The United States of America spent 20 percent of the federal budget on defense in 2011. That amount was increased to 24 percent in 2012. In addition, $682 billion was spent on military funding alone last year. This gigantic expense ended up making the United States number one in terms of defense spending last year. China followed with $166 billion, which is less than a quarter of what America spent.

In contrast, the Department of State and Other International Programs made up only 1 percent of the federal budget last year. Of the government’s overall budget in 2012, $47 billion was spent in this area. This funding does not target one specific area, but instead goes to multiple efforts such as exports, world hunger, health, national security, the economy, Iraq and Afghanistan, investments, education, and other projects.

There are nine official sectors that separate international affairs funding. They are as follows: peace and security; democracy, human rights, and governance; health; education and social services; economic development; environment; humanitarian assistance; program management; and multi-sector. Beneath these nine sectors are forty-four other sectors that divide funding even further.
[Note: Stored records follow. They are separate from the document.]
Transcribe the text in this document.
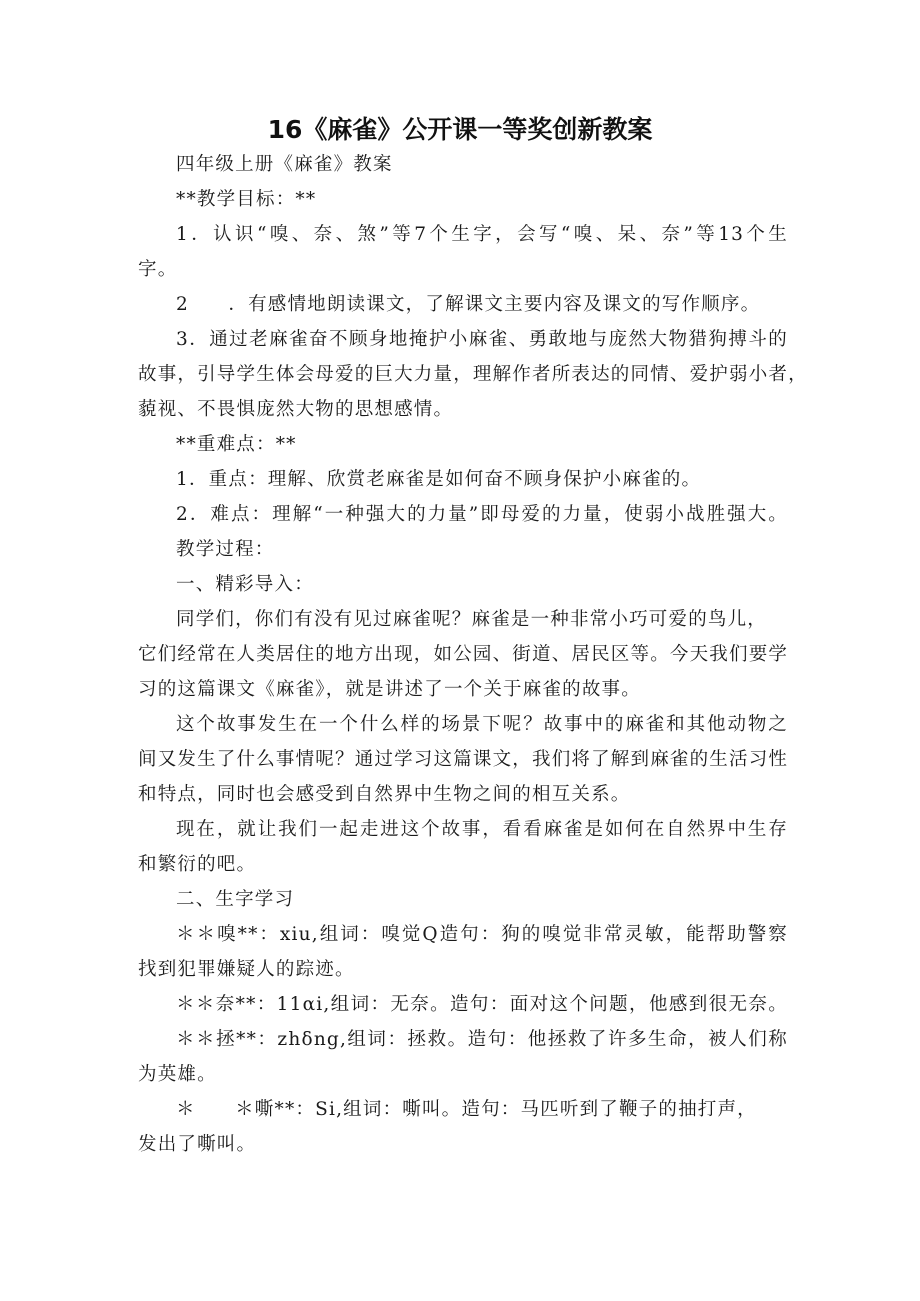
16《麻雀》公开课一等奖创新教案
四年级上册《麻雀》教案
**教学目标：**
1．认识“嗅、奈、煞”等7个生字，会写“嗅、呆、奈”等13个生
字。
2　　．有感情地朗读课文，了解课文主要内容及课文的写作顺序。
3．通过老麻雀奋不顾身地掩护小麻雀、勇敢地与庞然大物猎狗搏斗的
故事，引导学生体会母爱的巨大力量，理解作者所表达的同情、爱护弱小者，
藐视、不畏惧庞然大物的思想感情。
**重难点：**
1．重点：理解、欣赏老麻雀是如何奋不顾身保护小麻雀的。
2．难点：理解“一种强大的力量”即母爱的力量，使弱小战胜强大。
教学过程：
一、精彩导入：
同学们，你们有没有见过麻雀呢？麻雀是一种非常小巧可爱的鸟儿，
它们经常在人类居住的地方出现，如公园、街道、居民区等。今天我们要学
习的这篇课文《麻雀》，就是讲述了一个关于麻雀的故事。
这个故事发生在一个什么样的场景下呢？故事中的麻雀和其他动物之
间又发生了什么事情呢？通过学习这篇课文，我们将了解到麻雀的生活习性
和特点，同时也会感受到自然界中生物之间的相互关系。
现在，就让我们一起走进这个故事，看看麻雀是如何在自然界中生存
和繁衍的吧。
二、生字学习
＊＊嗅**：xiu,组词：嗅觉Q造句：狗的嗅觉非常灵敏，能帮助警察
找到犯罪嫌疑人的踪迹。
＊＊奈**：11αi,组词：无奈。造句：面对这个问题，他感到很无奈。
＊＊拯**：zhδng,组词：拯救。造句：他拯救了许多生命，被人们称
为英雄。
＊　　＊嘶**：Si,组词：嘶叫。造句：马匹听到了鞭子的抽打声，
发出了嘶叫。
Defense spending is also divided into sectors, or categories. The categories are as follows: military defense, civil defense, veterans, foreign military aid, foreign economic aid, R and D defense, and defense n.e.c. (not elsewhere classified).

Let’s take a look at the individual breakdown. When it comes down to individual spending, defense continues to take a larger chunk of funds than does international affairs. The United States spends, in essence, the equivalent of $73 per American citizen each year on foreign aid. At the same time, the U.S. spends $1,763 per person on defense each year.

$30 billion per year is needed to solve world hunger – only $30 billion. When juxtaposed with the staggering amount of money spent on defense and military ventures, this number is very easily attainable. $30 billion could stop world hunger and pull billions of people out of poverty.

The large amount of money used for defense could be decreased – that’s a real possibility. If some of that sector was spent on world hunger instead of all these areas – if there was one specific section intended just for fighting world hunger – it could be eradicated.